BLACKSBURG, Va. (WFXR) — Ken Stiles, now a lecturer at Virginia Tech, was in the CIA during the September 11th, 2001 attacks.
Stiles was tasked with using advanced computer technology in the war that followed to protect Americans and their allies and to target and kill Al-Qaeda and Taliban forces.
When the first plane hit the World Trade Center, Stiles was attending an off-site CIA conference.
“And one of the speakers came in and said she’d heard on the radio that a plane had hit one of the Towers in New York. So, of course, we got a TV, turned it on and about that time is when the second plane hit. The group chief said, ‘Okay, Conference is over’,” remembered Stiles.
Stiles, a Geographic Information Systems (GIS) Specialist, figured his role would change; he didn’t know how much.
“There are moments in your professional life that you will always remember. Mine was Monday morning, October 1st at 10 a.m.,” Stiles said in regards to a phone call he received that morning, asking for assistance in a fast-paced military operation.
A group from the Counter Terrorism Center was headed to Afghanistan and needed to know what was going on around them, who to attack, who not to attack, and where.

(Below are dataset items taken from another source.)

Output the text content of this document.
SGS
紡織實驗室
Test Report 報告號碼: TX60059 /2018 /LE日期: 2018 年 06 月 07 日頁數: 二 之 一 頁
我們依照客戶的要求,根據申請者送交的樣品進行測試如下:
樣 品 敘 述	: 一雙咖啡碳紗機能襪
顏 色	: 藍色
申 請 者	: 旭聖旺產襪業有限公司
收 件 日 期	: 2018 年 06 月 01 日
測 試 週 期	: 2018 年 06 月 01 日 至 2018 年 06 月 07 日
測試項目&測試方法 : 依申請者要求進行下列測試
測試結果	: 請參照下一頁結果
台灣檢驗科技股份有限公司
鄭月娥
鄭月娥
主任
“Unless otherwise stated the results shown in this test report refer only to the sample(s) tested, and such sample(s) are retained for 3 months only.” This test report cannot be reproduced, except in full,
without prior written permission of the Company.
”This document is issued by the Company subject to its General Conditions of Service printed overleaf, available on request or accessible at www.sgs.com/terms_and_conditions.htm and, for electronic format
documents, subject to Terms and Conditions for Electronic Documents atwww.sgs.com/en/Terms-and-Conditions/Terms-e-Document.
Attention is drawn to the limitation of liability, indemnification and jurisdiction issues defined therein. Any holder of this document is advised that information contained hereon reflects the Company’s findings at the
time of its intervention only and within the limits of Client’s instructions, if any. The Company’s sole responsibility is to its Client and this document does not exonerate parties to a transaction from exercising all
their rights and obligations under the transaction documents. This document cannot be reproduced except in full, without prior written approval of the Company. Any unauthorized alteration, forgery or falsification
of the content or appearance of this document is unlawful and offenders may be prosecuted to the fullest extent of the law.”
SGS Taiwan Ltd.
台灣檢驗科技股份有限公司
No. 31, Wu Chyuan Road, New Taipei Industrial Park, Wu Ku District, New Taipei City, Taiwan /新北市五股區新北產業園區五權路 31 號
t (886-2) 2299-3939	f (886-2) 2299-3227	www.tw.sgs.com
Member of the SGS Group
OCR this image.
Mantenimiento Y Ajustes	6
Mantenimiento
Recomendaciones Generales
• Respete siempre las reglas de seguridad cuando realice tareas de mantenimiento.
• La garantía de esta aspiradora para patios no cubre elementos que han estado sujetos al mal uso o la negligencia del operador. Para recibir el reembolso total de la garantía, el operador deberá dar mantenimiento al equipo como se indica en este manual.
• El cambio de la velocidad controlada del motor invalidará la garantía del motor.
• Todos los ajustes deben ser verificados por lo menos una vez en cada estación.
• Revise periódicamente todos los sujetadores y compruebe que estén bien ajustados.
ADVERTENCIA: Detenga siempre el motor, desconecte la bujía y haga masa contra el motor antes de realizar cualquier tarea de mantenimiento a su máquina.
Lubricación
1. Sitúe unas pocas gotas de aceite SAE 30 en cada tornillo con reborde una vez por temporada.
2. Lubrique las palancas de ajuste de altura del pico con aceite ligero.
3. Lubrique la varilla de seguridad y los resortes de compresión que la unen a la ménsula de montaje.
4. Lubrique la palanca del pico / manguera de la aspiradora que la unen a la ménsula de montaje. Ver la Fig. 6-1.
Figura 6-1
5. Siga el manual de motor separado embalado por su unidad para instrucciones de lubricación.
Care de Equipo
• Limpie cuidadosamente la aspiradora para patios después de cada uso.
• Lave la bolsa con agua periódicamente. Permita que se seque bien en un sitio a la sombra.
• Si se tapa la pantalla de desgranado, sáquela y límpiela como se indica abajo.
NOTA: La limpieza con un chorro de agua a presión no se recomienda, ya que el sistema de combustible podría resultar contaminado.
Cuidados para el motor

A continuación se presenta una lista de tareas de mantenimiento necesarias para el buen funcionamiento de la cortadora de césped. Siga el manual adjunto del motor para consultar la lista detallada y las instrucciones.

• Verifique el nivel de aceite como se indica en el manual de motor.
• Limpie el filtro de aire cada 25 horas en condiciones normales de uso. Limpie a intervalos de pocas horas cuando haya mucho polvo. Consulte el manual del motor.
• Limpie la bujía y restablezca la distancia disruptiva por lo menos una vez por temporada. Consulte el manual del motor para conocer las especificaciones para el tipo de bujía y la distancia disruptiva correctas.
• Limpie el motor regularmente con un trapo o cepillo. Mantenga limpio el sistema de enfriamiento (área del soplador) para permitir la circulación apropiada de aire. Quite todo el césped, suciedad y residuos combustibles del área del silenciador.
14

Stiles explained how his GIS expertise could help and was soon on a plane, headed to a war zone.
“I wanted to go to Afghanistan. And if I could have the targeting system on the laptop, I could take it in country and work with our teams,” said Stiles.
He says that he and his GIS team worked very well with the military, protecting Americans and friendly Afghans. His information also helped to give the go-ahead to devastating attacks against the enemy.
“He gave me the coordinates. I plugged them into the laptop I had. He said, ‘Do you have anybody near there?’ I said, ‘Dan, we don’t have anybody within a hundred clicks.’ And the general said, ‘Take ’em out’,” explained Stiles. “So in real time, we were providing bombing support to the military, and they took out a huge convoy of Taliban and Al-Qaeda fighters that were retreating to Kabul.”
But it wasn’t enough. Twenty years later, the war is over and the Taliban has won.
Stiles added his personal opinion is that by spring of 2002, Al-Qaeda had been destroyed, it was “mission accomplished” — and U.S. service members should have come home.